Still serving a sentence of six years' house arrest for propaganda against the Iranian government, Panahi has made his last two features within these restrictions -- though in bold defiance of the government's decree that he not engage in any filmmaking activity for 20 years. The first of these, his acclaimed personal diary-doc "This Is Not a Film," was smuggled out of Iran on a flash drive to make its Cannes debut, and wound up on last year's 15-title shortlist for the Best Documentary Feature Oscar. It didn't get a nomination, sadly, but it clearly raised Panahi's profile sufficiently within AMPAS to prompt an invitation from two separate factions: the Directors' and Documentary branches.

Panahi is arguably best known for his narrative filmmaking: his 1995 debut, the critically beloved child's-eye drama "The White Balloon," was Iran's submission for the Best Foreign Language Film Oscar that year. So it was interesting to see which Academy branch the director chose to join. (AMPAS rules dictate that individuals can only belong to one.) This statement released by Panahi earlier this week -- and posted on Academy governor Michael Moore's website -- suggests that he's gone with the documentarians:

"I would like to sincerely thank the members of the Academy of Motion Picture Arts and Sciences for inviting me to join their organization. I am especially grateful to Michael Moore and the documentary branch for nominating me.

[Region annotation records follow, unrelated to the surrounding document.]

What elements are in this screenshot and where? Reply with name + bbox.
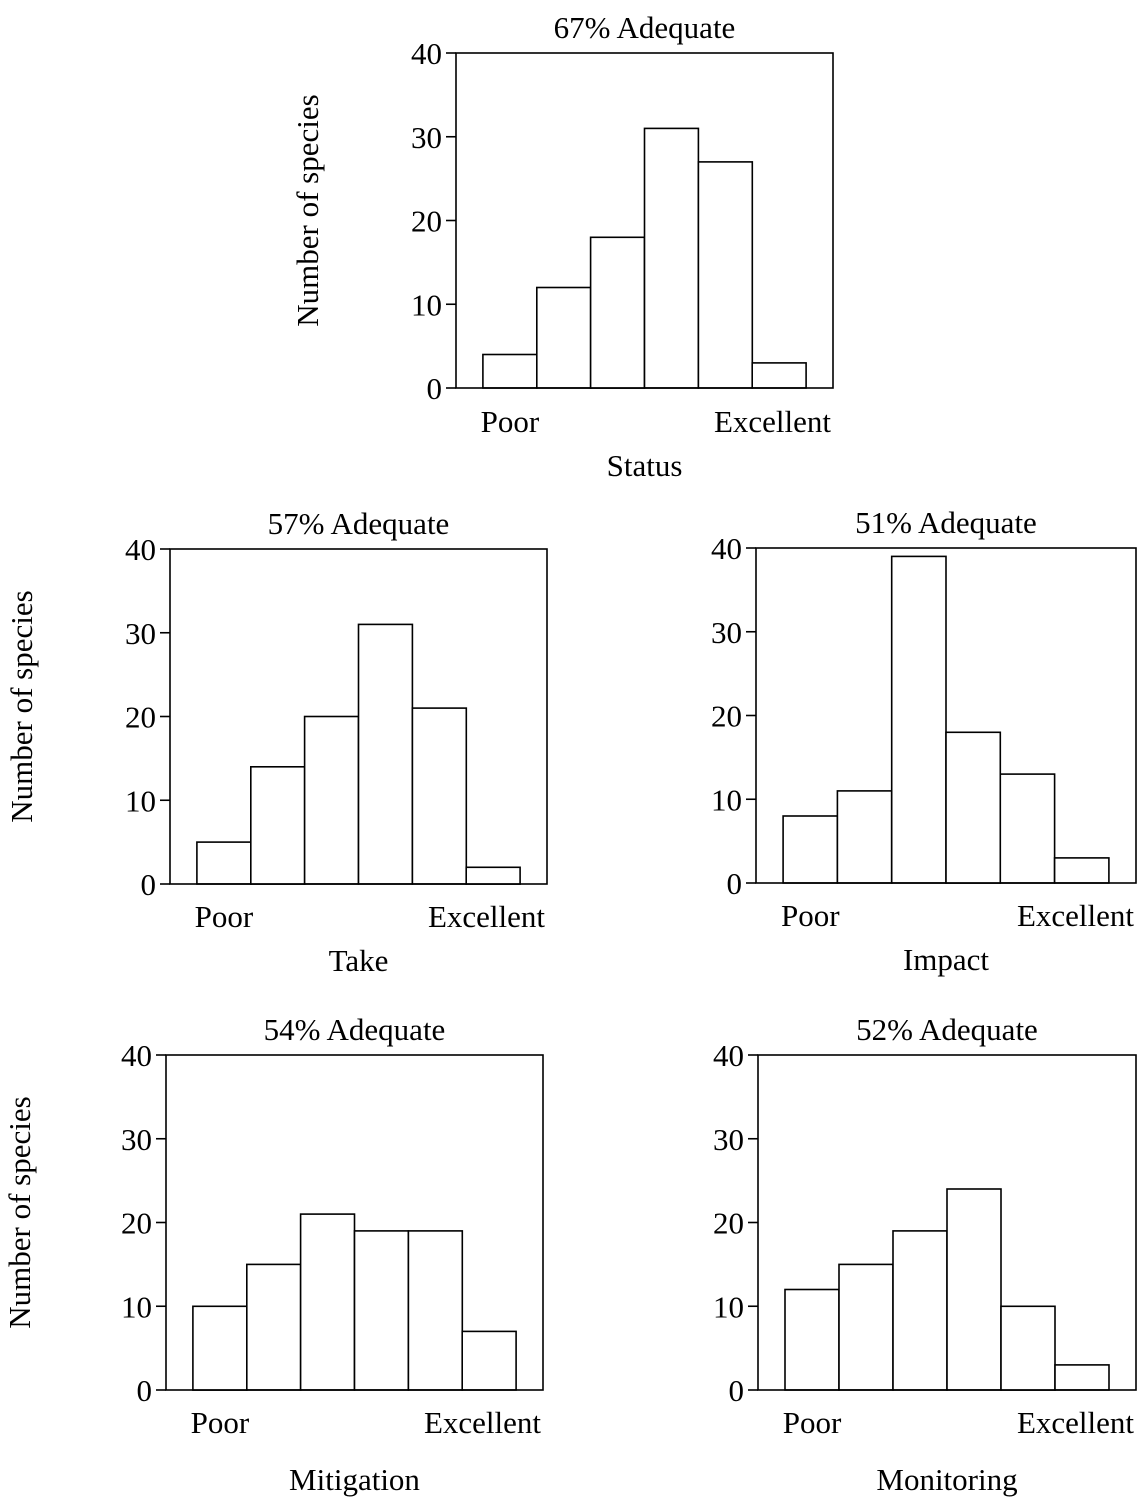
x-axis-label: Take (329, 943, 389, 978)
y-tick-label: 0 (137, 1373, 153, 1408)
y-axis-label: Number of species (290, 94, 325, 326)
y-tick-label: 10 (713, 1289, 744, 1324)
y-tick-label: 20 (125, 700, 156, 735)
histogram-bar (196, 841, 252, 885)
histogram-bar (643, 127, 700, 389)
histogram-bar (353, 1230, 410, 1391)
histogram-bar (751, 362, 807, 389)
y-tick-label: 20 (411, 204, 442, 239)
y-tick-label: 40 (411, 36, 442, 71)
chart-title: 51% Adequate (855, 505, 1037, 540)
chart-title: 57% Adequate (268, 506, 450, 541)
y-tick-label: 0 (427, 371, 443, 406)
histogram-bar (890, 555, 947, 884)
chart-panel: 0 10 20 30 40 Poor Excellent 52% Adequate Monito… (713, 1012, 1137, 1497)
histogram-bar (299, 1213, 356, 1391)
histogram-bar (838, 1263, 894, 1391)
x-axis-label: Status (607, 448, 683, 483)
histogram-bar (782, 815, 839, 884)
x-tick-label-poor: Poor (191, 1405, 250, 1440)
histogram-bar (192, 1305, 248, 1391)
y-tick-label: 40 (711, 531, 742, 566)
chart-title: 67% Adequate (554, 10, 736, 45)
histogram-bar (465, 866, 521, 885)
x-tick-label-poor: Poor (195, 899, 254, 934)
histogram-bar (482, 353, 538, 389)
y-axis-label: Number of species (2, 1096, 37, 1328)
y-tick-label: 40 (713, 1038, 744, 1073)
chart-title: 54% Adequate (264, 1012, 446, 1047)
y-tick-label: 10 (125, 783, 156, 818)
histogram-bar (697, 161, 754, 389)
histogram-bar (303, 715, 360, 885)
x-tick-label-poor: Poor (481, 404, 540, 439)
histogram-bar (892, 1230, 948, 1391)
y-tick-label: 10 (121, 1289, 152, 1324)
histogram-bar (1000, 1305, 1056, 1391)
chart-panel: 0 10 20 30 40 Poor Excellent 67% Adequate Status… (290, 10, 834, 483)
y-tick-label: 0 (729, 1373, 745, 1408)
x-tick-label-poor: Poor (783, 1405, 842, 1440)
x-tick-label-excellent: Excellent (714, 404, 831, 439)
histogram-bar (357, 623, 414, 885)
histogram-bar (589, 236, 646, 389)
histogram-bar (411, 707, 468, 885)
y-tick-label: 30 (125, 616, 156, 651)
y-tick-label: 20 (713, 1206, 744, 1241)
y-tick-label: 0 (727, 866, 743, 901)
y-tick-label: 20 (121, 1206, 152, 1241)
histogram-bar (1053, 857, 1110, 884)
histogram-bar (946, 1188, 1002, 1391)
y-tick-label: 10 (711, 782, 742, 817)
x-tick-label-excellent: Excellent (1017, 1405, 1134, 1440)
y-tick-label: 20 (711, 699, 742, 734)
y-axis-label: Number of species (4, 590, 39, 822)
histogram-bar (999, 773, 1056, 884)
chart-panel: 0 10 20 30 40 Poor Excellent 51% Adequate Impact (711, 505, 1137, 977)
y-tick-label: 30 (711, 615, 742, 650)
histogram-bar (836, 790, 893, 884)
histogram-bar (945, 731, 1002, 884)
histogram-bar (784, 1288, 840, 1391)
histogram-bar (250, 765, 306, 885)
x-tick-label-excellent: Excellent (428, 899, 545, 934)
histogram-bar (535, 286, 592, 389)
histogram-bar (461, 1330, 517, 1391)
y-tick-label: 40 (125, 532, 156, 567)
x-tick-label-excellent: Excellent (424, 1405, 541, 1440)
x-axis-label: Mitigation (289, 1462, 420, 1497)
y-tick-label: 0 (141, 867, 157, 902)
chart-title: 52% Adequate (856, 1012, 1038, 1047)
histogram-bar (1054, 1364, 1110, 1391)
y-tick-label: 30 (411, 120, 442, 155)
chart-panel: 0 10 20 30 40 Poor Excellent 57% Adequate Take Nu… (4, 506, 548, 978)
x-tick-label-excellent: Excellent (1017, 898, 1134, 933)
x-tick-label-poor: Poor (781, 898, 840, 933)
histogram-bar (246, 1263, 302, 1391)
x-axis-label: Impact (903, 942, 989, 977)
histogram-bar (407, 1230, 464, 1391)
chart-panel: 0 10 20 30 40 Poor Excellent 54% Adequate Mitiga… (2, 1012, 544, 1497)
y-tick-label: 30 (713, 1122, 744, 1157)
y-tick-label: 40 (121, 1038, 152, 1073)
y-tick-label: 30 (121, 1122, 152, 1157)
y-tick-label: 10 (411, 287, 442, 322)
x-axis-label: Monitoring (876, 1462, 1017, 1497)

"It’s an honor for me to join such a prestigious organization, and I am proud to accept the invitation on behalf of the large family of the Iranian filmmakers, who have steadfastly represented the best of Iranian arts and culture despite all the limitations they have been subjected to.

"I understand this membership affords me the chance to see some of the best films every year and vote on their merits. For someone in my situation who has been banned from making films, viewing the works of international colleagues is an opportunity that I would deeply cherish. If I am forbidden from making films for twenty years, I can at least share the joys of filmmaking in a vicarious manner."

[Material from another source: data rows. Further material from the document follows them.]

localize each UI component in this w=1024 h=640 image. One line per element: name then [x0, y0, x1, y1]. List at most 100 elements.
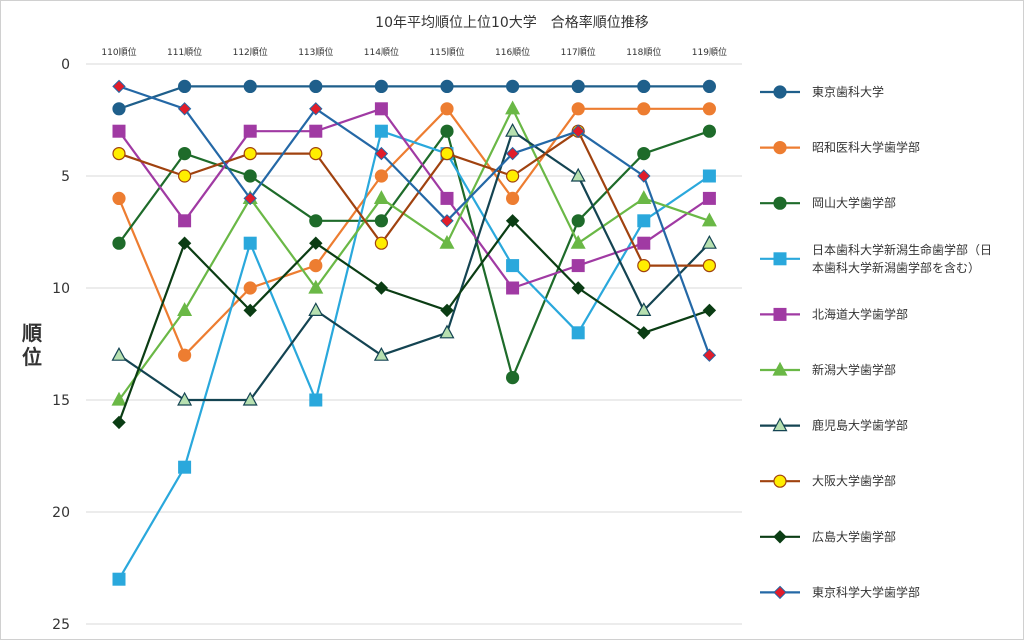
data-point — [112, 572, 126, 586]
legend-item: 岡山大学歯学部 — [760, 195, 896, 210]
data-point — [243, 147, 257, 161]
legend-marker — [773, 85, 787, 99]
data-point — [309, 147, 323, 161]
data-point — [440, 124, 454, 138]
x-tick-label: 110順位 — [101, 46, 136, 58]
x-tick-label: 119順位 — [692, 46, 727, 58]
data-point — [309, 79, 323, 94]
legend-marker — [773, 474, 787, 488]
data-point — [637, 102, 651, 116]
y-axis-label: 順位 — [22, 321, 43, 369]
x-tick-label: 114順位 — [364, 46, 399, 58]
data-point — [112, 102, 126, 116]
data-point — [374, 281, 389, 295]
legend-label: 岡山大学歯学部 — [812, 195, 896, 210]
legend-item: 広島大学歯学部 — [760, 529, 896, 544]
x-tick-label: 111順位 — [167, 46, 202, 58]
data-point — [637, 147, 651, 161]
data-point — [636, 190, 652, 204]
data-point — [637, 236, 651, 250]
legend-item: 鹿児島大学歯学部 — [760, 417, 908, 433]
legend-label: 東京歯科大学 — [812, 84, 884, 99]
data-point — [177, 102, 192, 116]
data-point — [439, 324, 455, 339]
legend-marker — [773, 252, 787, 266]
data-point — [505, 191, 520, 205]
data-point — [374, 169, 388, 183]
data-point — [374, 79, 388, 94]
data-point — [505, 371, 520, 385]
x-tick-label: 112順位 — [233, 46, 268, 58]
data-point — [373, 346, 389, 361]
data-point — [374, 124, 388, 138]
data-point — [177, 302, 193, 316]
data-point — [571, 124, 585, 138]
data-point — [177, 391, 193, 406]
data-point — [439, 234, 455, 249]
legend-label: 新潟大学歯学部 — [812, 362, 896, 377]
data-point — [506, 281, 520, 295]
x-tick-label: 117順位 — [561, 46, 596, 58]
data-point — [112, 124, 126, 138]
data-point — [178, 348, 192, 362]
data-point — [440, 102, 454, 116]
data-point — [637, 214, 651, 228]
data-point — [702, 191, 716, 205]
data-point — [178, 460, 192, 474]
data-point — [702, 79, 717, 94]
data-point — [243, 303, 257, 318]
data-point — [112, 415, 126, 430]
series-9 — [112, 214, 717, 430]
data-point — [242, 391, 258, 406]
data-point — [112, 236, 126, 250]
legend-item: 東京科学大学歯学部 — [760, 584, 920, 599]
legend-marker — [773, 307, 787, 321]
data-point — [111, 391, 127, 406]
x-tick-label: 118順位 — [626, 46, 661, 58]
data-point — [243, 191, 257, 206]
series-line — [118, 130, 711, 580]
data-point — [178, 169, 192, 183]
legend-item: 新潟大学歯学部 — [760, 361, 896, 377]
data-point — [440, 147, 454, 161]
legend-item: 大阪大学歯学部 — [760, 473, 896, 488]
data-point — [111, 346, 127, 361]
data-point — [701, 234, 717, 249]
x-tick-label: 115順位 — [429, 46, 464, 58]
y-tick-label: 20 — [52, 505, 70, 521]
data-point — [637, 326, 651, 340]
series-line — [118, 130, 711, 402]
legend-label: 大阪大学歯学部 — [812, 473, 896, 488]
y-tick-label: 5 — [61, 169, 70, 185]
data-point — [178, 214, 192, 228]
data-point — [505, 79, 520, 94]
data-point — [112, 147, 126, 161]
series-7 — [111, 122, 717, 406]
y-tick-label: 0 — [61, 57, 70, 73]
data-point — [570, 234, 586, 249]
grid-lines — [86, 63, 742, 625]
data-point — [702, 303, 717, 318]
series-10 — [112, 79, 717, 362]
data-point — [571, 281, 585, 295]
data-point — [308, 279, 324, 294]
data-point — [637, 169, 651, 183]
legend-label: 日本歯科大学新潟生命歯学部（日本歯科大学新潟歯学部を含む） — [812, 242, 992, 275]
data-point — [243, 124, 257, 138]
data-point — [374, 102, 388, 116]
data-point — [112, 79, 126, 94]
data-point — [637, 259, 651, 273]
legend-label: 広島大学歯学部 — [812, 529, 896, 544]
data-point — [440, 191, 454, 205]
legend-label: 鹿児島大学歯学部 — [812, 418, 908, 433]
data-point — [243, 281, 257, 295]
data-point — [440, 214, 454, 228]
data-point — [440, 303, 454, 318]
data-point — [440, 79, 454, 94]
legend-item: 昭和医科大学歯学部 — [760, 140, 920, 155]
legend-marker — [773, 530, 787, 544]
data-point — [571, 259, 585, 273]
data-point — [374, 214, 388, 228]
legend-marker — [772, 361, 788, 376]
data-point — [178, 147, 192, 161]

It's touching to see that amid the numerous factors compromising his life and career right now, Panahi is still prepared to take his Academy membership this seriously. (Would that every voting member would do the same.) This is one addition that reflects very well on the organization indeed.

Panahi's latest film "Closed Curtain" -- a meta-narrative effort that reflects directly on his own imprisonment -- premiered at Berlin in February, where it won him the Best Screenplay award, though I believe it's still awaiting a US distributor.